Over the following months we started to compile the video footage to get a sense of what we would need to do to make it work well with our different screens. We choose one song out of six recorded to work with. The audio for that song was then mixed to sound like a powerful performance, whilst retaining a strong sense of the energy of a live performance. Matthew’s vocal performance was also sent through lots of different effects to add another layer of energy and act as a centre piece to the song.
The videos were then processed and edited – video cropping and the adding of effects, whilst making sure everything was kept in synchronisation. Each video was then exported of each performer with their individual track of audio embedded.
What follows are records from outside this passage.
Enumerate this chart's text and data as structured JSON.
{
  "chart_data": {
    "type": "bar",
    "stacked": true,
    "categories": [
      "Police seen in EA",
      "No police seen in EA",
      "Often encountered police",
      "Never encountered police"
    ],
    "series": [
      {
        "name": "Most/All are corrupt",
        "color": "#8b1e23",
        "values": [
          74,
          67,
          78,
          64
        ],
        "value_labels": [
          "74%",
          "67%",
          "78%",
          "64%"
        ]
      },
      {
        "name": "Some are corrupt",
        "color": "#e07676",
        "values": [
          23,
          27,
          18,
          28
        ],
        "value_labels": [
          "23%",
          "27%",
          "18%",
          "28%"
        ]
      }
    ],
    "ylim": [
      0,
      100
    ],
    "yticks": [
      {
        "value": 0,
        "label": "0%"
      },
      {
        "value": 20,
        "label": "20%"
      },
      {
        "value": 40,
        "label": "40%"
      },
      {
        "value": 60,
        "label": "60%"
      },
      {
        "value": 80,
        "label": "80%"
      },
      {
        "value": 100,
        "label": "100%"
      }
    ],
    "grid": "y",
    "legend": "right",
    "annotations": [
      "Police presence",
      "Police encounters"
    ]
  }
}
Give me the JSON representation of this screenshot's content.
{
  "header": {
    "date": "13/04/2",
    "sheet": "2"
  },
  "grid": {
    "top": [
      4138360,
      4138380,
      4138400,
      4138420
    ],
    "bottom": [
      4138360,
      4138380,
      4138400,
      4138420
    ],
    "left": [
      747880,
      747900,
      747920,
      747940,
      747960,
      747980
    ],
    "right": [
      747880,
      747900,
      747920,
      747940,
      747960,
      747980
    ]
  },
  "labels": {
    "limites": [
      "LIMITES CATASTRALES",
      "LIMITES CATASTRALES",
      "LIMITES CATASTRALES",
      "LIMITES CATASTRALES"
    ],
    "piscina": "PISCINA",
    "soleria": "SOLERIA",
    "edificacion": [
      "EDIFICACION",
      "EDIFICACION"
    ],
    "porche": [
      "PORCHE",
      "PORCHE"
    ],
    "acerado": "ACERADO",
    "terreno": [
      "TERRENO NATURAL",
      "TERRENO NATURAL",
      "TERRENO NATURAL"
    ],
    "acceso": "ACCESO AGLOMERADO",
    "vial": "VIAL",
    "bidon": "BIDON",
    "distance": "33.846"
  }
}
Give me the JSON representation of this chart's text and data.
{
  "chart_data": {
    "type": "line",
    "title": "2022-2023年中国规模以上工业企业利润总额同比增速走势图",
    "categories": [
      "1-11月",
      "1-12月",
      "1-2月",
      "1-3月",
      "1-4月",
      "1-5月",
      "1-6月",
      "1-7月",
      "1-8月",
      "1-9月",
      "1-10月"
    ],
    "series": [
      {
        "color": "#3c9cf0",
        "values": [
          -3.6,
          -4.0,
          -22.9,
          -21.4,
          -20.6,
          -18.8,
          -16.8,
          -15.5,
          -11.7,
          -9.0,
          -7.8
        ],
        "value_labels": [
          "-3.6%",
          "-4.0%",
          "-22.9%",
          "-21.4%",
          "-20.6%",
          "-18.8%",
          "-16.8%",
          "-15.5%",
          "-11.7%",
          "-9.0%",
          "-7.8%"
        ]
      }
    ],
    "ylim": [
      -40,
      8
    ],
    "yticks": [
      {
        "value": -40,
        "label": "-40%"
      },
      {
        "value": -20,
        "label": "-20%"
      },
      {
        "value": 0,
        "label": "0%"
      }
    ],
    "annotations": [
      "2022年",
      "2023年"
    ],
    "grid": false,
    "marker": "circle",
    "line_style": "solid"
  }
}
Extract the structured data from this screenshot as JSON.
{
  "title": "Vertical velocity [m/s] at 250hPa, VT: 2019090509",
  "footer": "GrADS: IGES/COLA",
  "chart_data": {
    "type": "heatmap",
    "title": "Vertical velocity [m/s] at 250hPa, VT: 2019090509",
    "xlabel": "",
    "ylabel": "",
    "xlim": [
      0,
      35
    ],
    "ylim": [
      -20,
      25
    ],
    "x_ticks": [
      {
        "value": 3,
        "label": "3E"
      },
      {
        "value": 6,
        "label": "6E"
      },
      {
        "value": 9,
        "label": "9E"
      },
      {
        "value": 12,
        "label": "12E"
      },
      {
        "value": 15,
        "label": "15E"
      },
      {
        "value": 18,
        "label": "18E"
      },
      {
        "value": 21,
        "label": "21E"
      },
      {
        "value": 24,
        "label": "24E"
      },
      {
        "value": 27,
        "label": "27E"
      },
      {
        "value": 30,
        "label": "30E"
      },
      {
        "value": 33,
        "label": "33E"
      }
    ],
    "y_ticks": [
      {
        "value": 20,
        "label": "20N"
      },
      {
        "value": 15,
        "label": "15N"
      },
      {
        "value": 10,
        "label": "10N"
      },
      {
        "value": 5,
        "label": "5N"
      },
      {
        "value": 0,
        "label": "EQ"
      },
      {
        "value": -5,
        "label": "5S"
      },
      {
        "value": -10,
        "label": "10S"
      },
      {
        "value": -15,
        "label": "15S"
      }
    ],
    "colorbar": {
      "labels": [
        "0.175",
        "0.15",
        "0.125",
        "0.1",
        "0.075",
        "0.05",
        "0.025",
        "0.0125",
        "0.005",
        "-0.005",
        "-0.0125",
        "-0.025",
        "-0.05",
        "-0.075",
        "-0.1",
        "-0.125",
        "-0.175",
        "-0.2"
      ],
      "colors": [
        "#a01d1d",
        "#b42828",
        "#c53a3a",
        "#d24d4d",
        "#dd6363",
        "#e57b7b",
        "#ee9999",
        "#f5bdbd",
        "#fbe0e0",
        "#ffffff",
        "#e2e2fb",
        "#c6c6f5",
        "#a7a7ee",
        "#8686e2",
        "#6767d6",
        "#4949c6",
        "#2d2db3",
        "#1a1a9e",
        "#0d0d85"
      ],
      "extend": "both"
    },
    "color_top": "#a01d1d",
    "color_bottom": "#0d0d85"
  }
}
Brightsign media players were chosen for playback and were encoded and then extensively tested in the Lumen office with their respective display and audio speaker. For the singer Matthew, his video was split into there separate parts (head, torso and legs) and played back across three 21″ JVC CRT monitors, which were stacked on top of each other. His vocals then came out of a wedge speaker monitor on the floor in front and a smaller audio monitor on top of the CRT’s played back the effected vocals. The overall impression of it was really great, especially as the centrepiece to the installation. Individual sound systems were used for each intrumentalist to create ‘point source’ audio and each with their on video display system. So, the drummer was projected on a large 10 foot screen, making him and his drum kit life-sized, with the drum sound coming from a pair of full range speakers in stereo. The bass player’s video was projected onto the front of an Ampeg 8×10 speaker cabinet, with his sound coming out of the speaker cabinet itself. The guitar player was shown on a 50″ screen mounted in portrait, with his playing coming out of a Fender guitar combo amplifier. The percussionists were projected on a wall with their sound coming from the right side of the drummer speakers. And the keyboardist was displayed on a 42″ screen in landscape orientation with his sound coming from a small RCF speaker.
Lumen then installed the equipment in the City Workshop at The Tetley in Leeds. With all the videos in perfect synchronisation and the sound levels balanced with the space, the overall effect really was like a gig, with the sound coming from different locations, rather than simply out of a stereo pair of speakers and the visual elements coming from different locations and displays. Andrew Abbott also installed virtual reality headsets, which featured a 360 degree video documenting a workshop led by Alan Courtis – an Argentinian artist and musician working with arts and disability that was held at Pyramid of Arts in April 2019.
We had the sound turned up quite loud for the private view. We got some excellent feedback and the band and their friends loved it.
It was a very rewarding project to work upon and gave a lot of satisfaction to all of those involved. We would like to thank Arts Council England and Leeds Inspired for their help funding the project, the band themselves for creating a hugely inspiring and energetic piece of music, and The Tetley for hosting the exhbition and providing such a suitable platform to showcase the work.
Ultimate Thunder are Alex Sykes on keyboards, James Heselwood on guitar, John Densley on percussion, John Greaves on bass, Matthew Watson on vocals, Stuart Illingsworth on percussion/harmonium and Scott Anderson on drums.